En raison de notre durée de vie limitée et de notre incapacité cognitive à tout percevoir en même temps, il est difficile d'avoir une vue générale du sort de l'humanité dans son ensemble. Il est difficile de donner l'importance qu'il faut au fait que le jeu de lutte idéologique qui semble se présenter dans une élection particulière dans un endroit particulier qui nous passionne particulièrement a en fait eu lieu partout dans le monde depuis bien avant notre naissance, et qu’il nous a apportés la situation dans laquelle nous nous trouvons maintenant. Le fait de bousculer votre idéologie préférée est inséparable de l'ensemble de notre modèle collectif, et cela a toujours été le cas.
Ce que cela signifie, c'est que s'il doit y avoir une déviation de la trajectoire autodestructrice de notre espèce, la cause de cette déviation sortira complètement de ce qui a existé.
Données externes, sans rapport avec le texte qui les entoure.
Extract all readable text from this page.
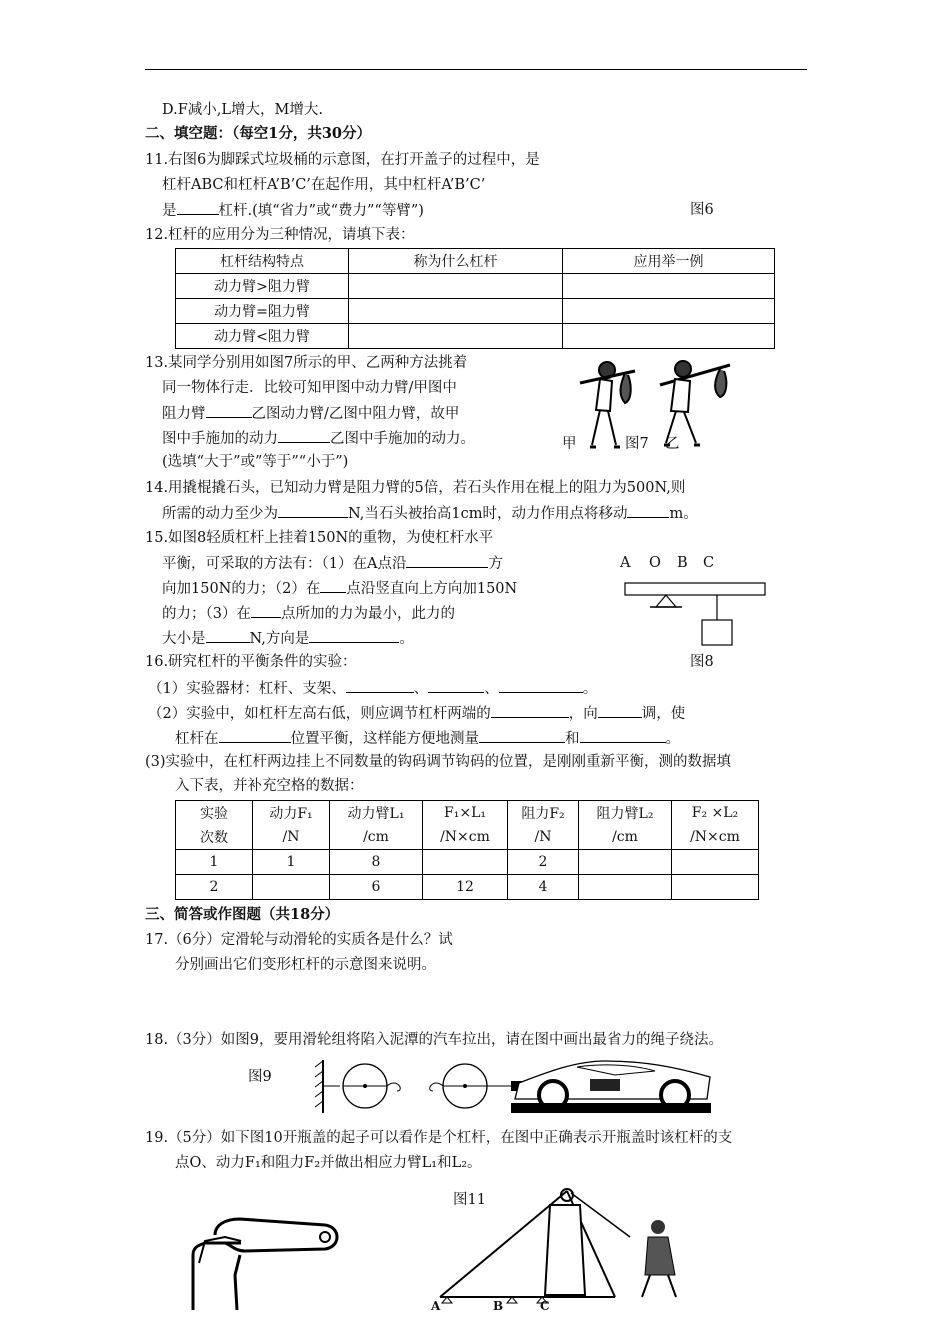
D.F减小,L增大，M增大.
二、填空题：（每空1分，共30分）
11.右图6为脚踩式垃圾桶的示意图，在打开盖子的过程中，是
杠杆ABC和杠杆A’B’C’在起作用，其中杠杆A’B’C’
是	杠杆.(填“省力”或“费力”“等臂”)	图6
12.杠杆的应用分为三种情况，请填下表：
杠杆结构特点	称为什么杠杆	应用举一例
动力臂>阻力臂		
动力臂=阻力臂		
动力臂<阻力臂		
13.某同学分别用如图7所示的甲、乙两种方法挑着
同一物体行走．比较可知甲图中动力臂/甲图中
阻力臂	乙图动力臂/乙图中阻力臂，故甲
图中手施加的动力	乙图中手施加的动力。
(选填“大于”或”等于”“小于”)
甲	图7 乙
14.用撬棍撬石头，已知动力臂是阻力臂的5倍，若石头作用在棍上的阻力为500N,则
所需的动力至少为	N,当石头被抬高1cm时，动力作用点将移动	m。
15.如图8轻质杠杆上挂着150N的重物，为使杠杆水平
平衡，可采取的方法有：（1）在A点沿	方
向加150N的力；（2）在 点沿竖直向上方向加150N
的力；（3）在 点所加的力为最小，此力的
大小是	N,方向是	。
A O B C
图8
16.研究杠杆的平衡条件的实验：
（1）实验器材：杠杆、支架、	、	、	。
（2）实验中，如杠杆左高右低，则应调节杠杆两端的	，向	调，使
杠杆在	位置平衡，这样能方便地测量	和	。
(3)实验中，在杠杆两边挂上不同数量的钩码调节钩码的位置，是刚刚重新平衡，测的数据填
入下表，并补充空格的数据：
实验	动力F₁	动力臂L₁	F₁×L₁	阻力F₂	阻力臂L₂	F₂ ×L₂
次数	/N	/cm	/N×cm	/N	/cm	/N×cm
1	1	8		2		
2		6	12	4		
三、简答或作图题（共18分）
17.（6分）定滑轮与动滑轮的实质各是什么？试
分别画出它们变形杠杆的示意图来说明。
18.（3分）如图9，要用滑轮组将陷入泥潭的汽车拉出，请在图中画出最省力的绳子绕法。
图9
19.（5分）如下图10开瓶盖的起子可以看作是个杠杆，在图中正确表示开瓶盖时该杠杆的支
点O、动力F₁和阻力F₂并做出相应力臂L₁和L₂。
图11
A	B	C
Personne ne s'y attendra, car elle ne viendra pas d'une direction que nous avons été conditionnés par notre expérience à regarder. Notre absence de modèle viendra nécessairement d'une direction complètement dépourvue de modèle. Un mouvement collectif dans une direction sans précédent aura nécessairement un antécédent sans précédent.
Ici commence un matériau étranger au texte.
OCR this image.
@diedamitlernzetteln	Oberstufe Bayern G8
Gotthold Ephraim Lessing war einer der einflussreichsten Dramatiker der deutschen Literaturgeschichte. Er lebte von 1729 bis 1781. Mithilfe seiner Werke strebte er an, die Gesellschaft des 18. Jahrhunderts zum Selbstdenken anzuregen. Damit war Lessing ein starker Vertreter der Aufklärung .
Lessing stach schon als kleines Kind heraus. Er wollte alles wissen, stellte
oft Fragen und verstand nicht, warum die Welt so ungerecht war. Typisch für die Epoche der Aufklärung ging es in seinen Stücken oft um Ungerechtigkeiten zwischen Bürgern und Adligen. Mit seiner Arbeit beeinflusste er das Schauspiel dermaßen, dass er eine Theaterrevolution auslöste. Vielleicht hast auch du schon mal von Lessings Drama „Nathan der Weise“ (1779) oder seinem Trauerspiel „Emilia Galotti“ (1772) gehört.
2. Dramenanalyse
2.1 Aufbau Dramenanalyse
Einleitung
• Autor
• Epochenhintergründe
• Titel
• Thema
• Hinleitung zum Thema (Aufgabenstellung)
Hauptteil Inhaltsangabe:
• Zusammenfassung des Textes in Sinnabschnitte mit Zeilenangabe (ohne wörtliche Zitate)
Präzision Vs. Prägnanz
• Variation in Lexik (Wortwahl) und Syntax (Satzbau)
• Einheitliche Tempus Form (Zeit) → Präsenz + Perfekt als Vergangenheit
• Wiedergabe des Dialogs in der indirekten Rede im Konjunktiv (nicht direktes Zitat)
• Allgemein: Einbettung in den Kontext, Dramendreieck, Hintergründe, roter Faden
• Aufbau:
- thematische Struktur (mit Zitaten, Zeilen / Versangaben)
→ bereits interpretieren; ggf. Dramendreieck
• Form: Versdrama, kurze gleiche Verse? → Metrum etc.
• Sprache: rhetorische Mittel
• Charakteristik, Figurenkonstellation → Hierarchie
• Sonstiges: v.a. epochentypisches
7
En quoi ce que je dis vous est-il utile ? Si le seul espoir pour l'humanité réside dans l'arrivée de conditions que vous ne pouvez pas prévoir, alors cela ce que vous pensez ou faites ne fait aucune différence parce que ces conditions arriveront ou non, indépendamment de votre schéma conditionné, n'est-ce pas ?
Eh bien, oui et non. Il est évident qu'il n'y a rien que vous puissiez faire pour créer les conditions d'un agent de changement que vous ne pouvez pas anticiper avec vos schémas mentaux appris. Donc dans ce sens, vous pouvez aussi bien continuer à combattre les salopards de la manière qui vous semble la meilleure pour les tenir à distance pour le moment (et aussi parce que vous les emmerdez). Mais une chose que vous pouvez faire pour aider à graisser les rouages d'un changement drastique est de vous préparer et de préparer le monde à un saut dans l'inconnu.
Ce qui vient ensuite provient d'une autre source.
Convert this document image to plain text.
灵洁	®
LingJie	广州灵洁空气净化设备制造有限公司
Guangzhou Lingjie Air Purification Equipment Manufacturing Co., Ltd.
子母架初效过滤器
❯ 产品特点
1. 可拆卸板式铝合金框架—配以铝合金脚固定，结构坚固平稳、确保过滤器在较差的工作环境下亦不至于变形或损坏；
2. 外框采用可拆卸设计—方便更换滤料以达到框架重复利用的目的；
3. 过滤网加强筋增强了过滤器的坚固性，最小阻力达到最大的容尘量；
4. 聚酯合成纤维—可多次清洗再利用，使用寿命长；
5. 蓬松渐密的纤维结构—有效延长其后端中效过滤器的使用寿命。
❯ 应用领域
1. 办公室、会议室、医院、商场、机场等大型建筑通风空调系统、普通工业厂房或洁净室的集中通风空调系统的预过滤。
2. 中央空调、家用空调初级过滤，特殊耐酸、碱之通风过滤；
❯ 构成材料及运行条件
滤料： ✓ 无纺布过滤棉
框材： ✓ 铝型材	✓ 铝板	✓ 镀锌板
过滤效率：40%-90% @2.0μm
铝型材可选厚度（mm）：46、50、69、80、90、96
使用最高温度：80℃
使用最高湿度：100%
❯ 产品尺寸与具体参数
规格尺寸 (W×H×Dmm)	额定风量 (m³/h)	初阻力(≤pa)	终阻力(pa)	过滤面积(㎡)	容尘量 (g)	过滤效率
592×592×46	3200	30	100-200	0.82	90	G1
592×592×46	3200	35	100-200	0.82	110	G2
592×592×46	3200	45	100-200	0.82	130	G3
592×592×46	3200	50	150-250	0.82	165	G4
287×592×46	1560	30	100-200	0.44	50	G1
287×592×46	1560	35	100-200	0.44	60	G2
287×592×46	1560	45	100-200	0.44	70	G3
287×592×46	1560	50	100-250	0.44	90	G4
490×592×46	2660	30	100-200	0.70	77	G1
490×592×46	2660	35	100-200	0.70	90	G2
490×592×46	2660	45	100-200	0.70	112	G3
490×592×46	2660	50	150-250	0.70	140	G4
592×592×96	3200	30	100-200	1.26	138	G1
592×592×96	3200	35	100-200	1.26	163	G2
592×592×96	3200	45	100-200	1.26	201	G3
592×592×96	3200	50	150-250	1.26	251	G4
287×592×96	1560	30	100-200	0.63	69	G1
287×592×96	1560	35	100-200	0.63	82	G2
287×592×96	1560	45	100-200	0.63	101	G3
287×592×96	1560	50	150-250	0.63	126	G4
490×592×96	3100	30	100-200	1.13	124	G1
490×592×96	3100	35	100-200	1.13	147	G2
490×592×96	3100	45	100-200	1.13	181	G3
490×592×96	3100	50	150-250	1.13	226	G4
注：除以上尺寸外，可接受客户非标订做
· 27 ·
Car c'est nécessairement à cela que ressemblera une déviation de modèle drastique : un saut dans l'inconnu. Le précipice des changements que nous sentons tous intuitivement à l'horizon est le précipice entre les schémas connus et l'inconnu inconnaissable. L'annihilation que beaucoup prédisent ressemblera à une extinction humaine littérale et pourrait bien finir par se présenter en réalité comme l'annihilation de nos schémas conditionnés. Ce qui est, existentiellement, une sorte de mort.
Donc, ce que vous pouvez faire sur le plan personnel est de laisser tomber votre attachement au connu. Vendez toutes les actions que vous avez investies dans votre schéma mental conditionné et commencez à faire le dur travail intérieur nécessaire pour embrasser l'inconnu et l'inconnaissable. Commencez à vous surprendre vous-même et à ouvrir des portes inconnues pour que la vie vous surprenne. Prenez des risques dans des situations nouvelles et imprévisibles au lieu de vous réfugier dans le connu et le familier. Donnez de moins en moins d'intérêt et d'attention à vos récits mentaux conditionnés et en boucle et de plus en plus au moment présent incontrôlable dans lequel littéralement tout peut naître.
Vous pouvez porter cette étreinte de l'inconnaissable au niveau collectif en créant et en vous exprimant à partir de lui. Faites de l'art qui vient d'une direction sans modèle. Faites des choses qui amènent les gens à s'interroger sur la fiabilité de leurs attentes. Cela peut sembler un cliché, mais il y a une immense sagesse cachée dans le dicton “pratiquez la gentillesse au hasard et créez des actes de beauté insensés”.
Faire de cela votre mode de vie peut aider à créer de petites lacunes dans nos modèles, de sorte que si et quand l'agent de changement pour la transcendance évolutive de l'humanité de ses modèles autodestructeurs arrivera, vous et ceux qui ont pratiqué votre danse sans modèle dans le monde seront mieux en mesure d'improviser avec elle, sans peur ni inertie.